There are a number of reasons why women are more likely to go into higher education than men, including opportunity, skills, and desire. Boys from disadvantaged areas are less likely to go into higher education than girls, even if both boys and girls received the same relief programmes; people who are working on these statistics should also take into account the changes which have been made to the university and college courses in recent years, which has resulted in a lot of female-dominated professions now requiring a degree of some sort. This has resulted in an increase in female entrants into various universities and colleges in pursuit of higher degrees.

In addition to the reasons given above, universities are still known for accepting fewer students from working class backgrounds than from other backgrounds. While this should logically affect both sexes equally, there is the additional barrier of working class culture, which tells boys and men that an education is perhaps not something worth attaining.

One particular reason for girls and women acquiring more degrees than boys and men is the simple fact that girls are more likely to succeed in the way they need to at school. It is only with good results in school that someone can move onto a university degree.

Universities are particularly interested in the overall educational skillset of their applicants, which is one area where men are consistently out-performed by women. Women are most likely to have acquired all their skills and qualifications themselves, leading to them actually being able to back up their skillset on paper. Men, being more like to commission a custom essay from various sources, are less likely to be able to show universities their skills, and so are perhaps less likely to be accepted for study.

Finally, women may be gaining more degrees than men because women have more incentive to do so. A man who has a degree will earn two times more than his counterpart with no further education; a woman, however, will earn up to three times as much.

Historical Perspective

Historically, of course, women have never been allowed to attain the same levels of achievement as their male peers, which means that any attempt to properly compare the two before around 1950 onwards is somewhat unfair. As a result, many people have suggested that the current trend in women out-performing men may simply be a result of women catching up to men, and doing what they have had hundreds of years to do.

One of the first colleges for women was Girton College in Cambridge, though it was not originally at Girton. Emily Davies set the college up in 1869 so as to give women who wanted to study university subjects, although she took care to offer only subjects which men studied at the time. Her thinking was that if the college offered any subjects which were commonly associated with women, then that would simply be another reason for people to look down on the college and its inhabitants. She reasoned that only allowing women to study ‘manly’ subjects would make the college more legitimate in the face of all the opposition.

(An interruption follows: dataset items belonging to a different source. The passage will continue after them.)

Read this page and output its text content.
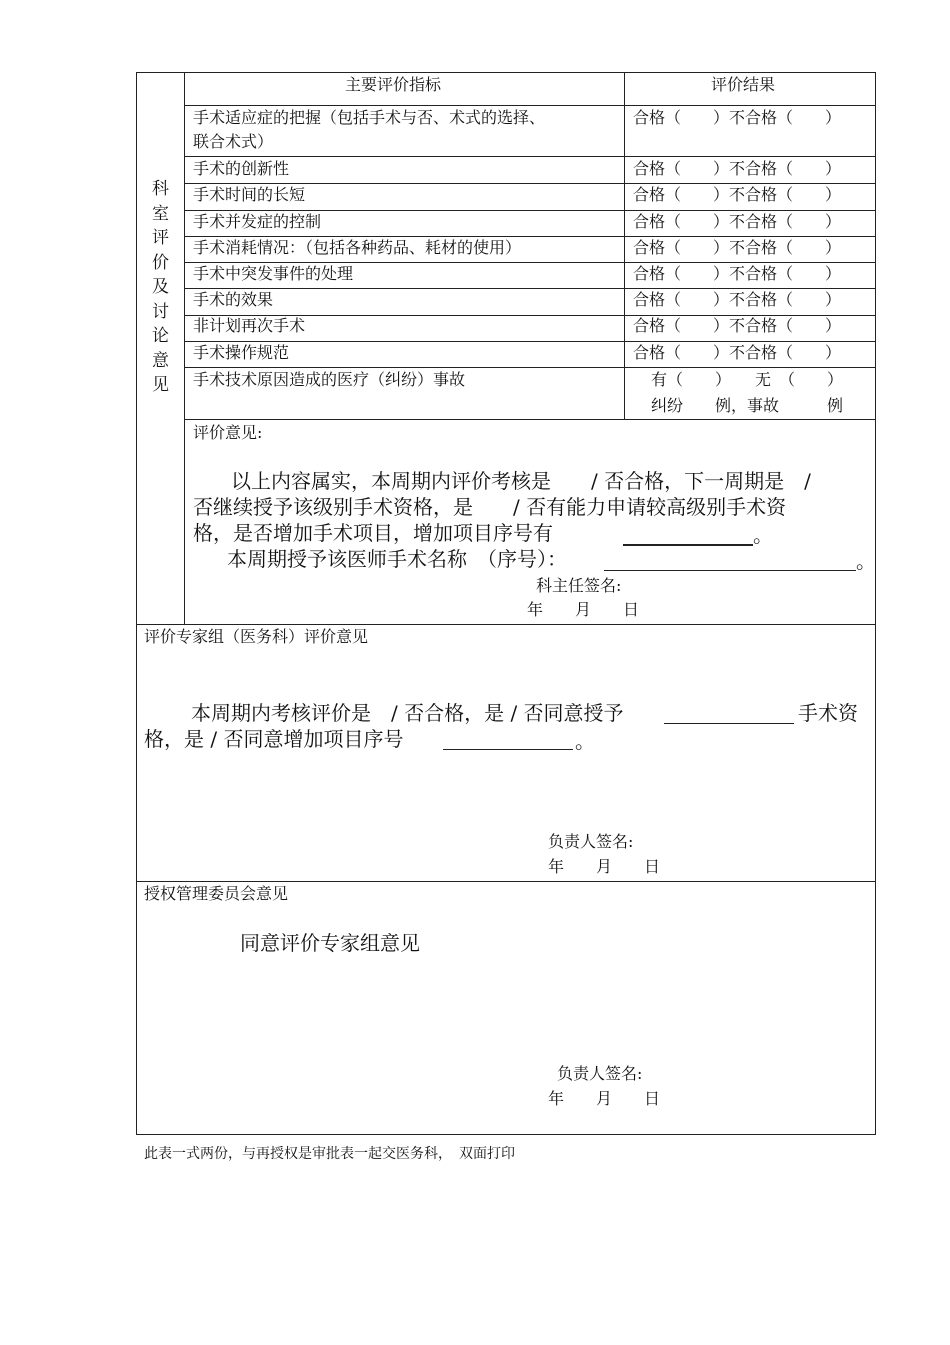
科
室
评
价
及
讨
论
意
见
主要评价指标	评价结果
手术适应症的把握（包括手术与否、术式的选择、
联合术式）
合格（　　）不合格（　　）
手术的创新性	合格（　　）不合格（　　）
手术时间的长短	合格（　　）不合格（　　）
手术并发症的控制	合格（　　）不合格（　　）
手术消耗情况：（包括各种药品、耗材的使用）	合格（　　）不合格（　　）
手术中突发事件的处理	合格（　　）不合格（　　）
手术的效果	合格（　　）不合格（　　）
非计划再次手术	合格（　　）不合格（　　）
手术操作规范	合格（　　）不合格（　　）
手术技术原因造成的医疗（纠纷）事故	有（　　）　　无　（　　）
纠纷　　例，事故　　　例
评价意见:
以上内容属实，本周期内评价考核是　　/ 否合格，下一周期是　/
否继续授予该级别手术资格，是　　/ 否有能力申请较高级别手术资
格，是否增加手术项目，增加项目序号有	。
本周期授予该医师手术名称　（序号）：	。
科主任签名:
年　　月　　日
评价专家组（医务科）评价意见
本周期内考核评价是　/ 否合格，是 / 否同意授予	手术资
格，是 / 否同意增加项目序号	。
负责人签名:
年　　月　　日
授权管理委员会意见
同意评价专家组意见
负责人签名:
年　　月　　日
此表一式两份，与再授权是审批表一起交医务科，　双面打印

In the beginning, there was a lot of opposition to the idea of women gaining higher education, from various angles. Religious figures spoke out against it as being against the natural order of things, since women were not supposed get ideas above their station. This was particularly the case with Davies’ College, because she specifically taught subjects which had until that point been entirely the jurisdiction of men. Doctors were concerned that too much learning would upset a woman’s brain (which was supposedly smaller than a man’s, and therefore less capable) and uterus. Even parents were reluctant to let their daughters go to the college because of the gossip which was being thrown around about the women who enrolled there.

Education and the Workplace

While the pay gap still, unfortunately, exists, women who go to university and come out with a degree are likely to be paid an amount which is three times more than they would otherwise receive. Given the gap between the number of men with degrees and the number of women with degrees, we can infer that women think the tuition fees (and resulting debt) for university is worth it for the additional money they will receive in the form of income later. The resulting in gender gap can then be explained by men being so confident in their ability to command a sufficient paycheque that they do not think an increase in income would offset the negatives of having time off for an education, or debt from that education.

Some women who go on to higher education cite their reasons as including the fact that people fought for this right – to have an education and to be taken seriously as a student. Because of this, they feel it is only right to take advantage of the educational opportunities that they have.

Wrapping it up

There is a number of reasons why there are now more women than men in higher education and with degrees. These include the changes within the culture which make it more conducive for women to go to higher education (they will gain more income if they do so, which in turn seems to make it more likely that they will see the advantages to taking on any debt necessary for completing their education), the ways in which women seem more reliable and desirable when it comes to higher education, and the possibility that the numbers of women in education are not significantly growing, but that the numbers are simply equalising in the face of women having the same educational opportunities as men.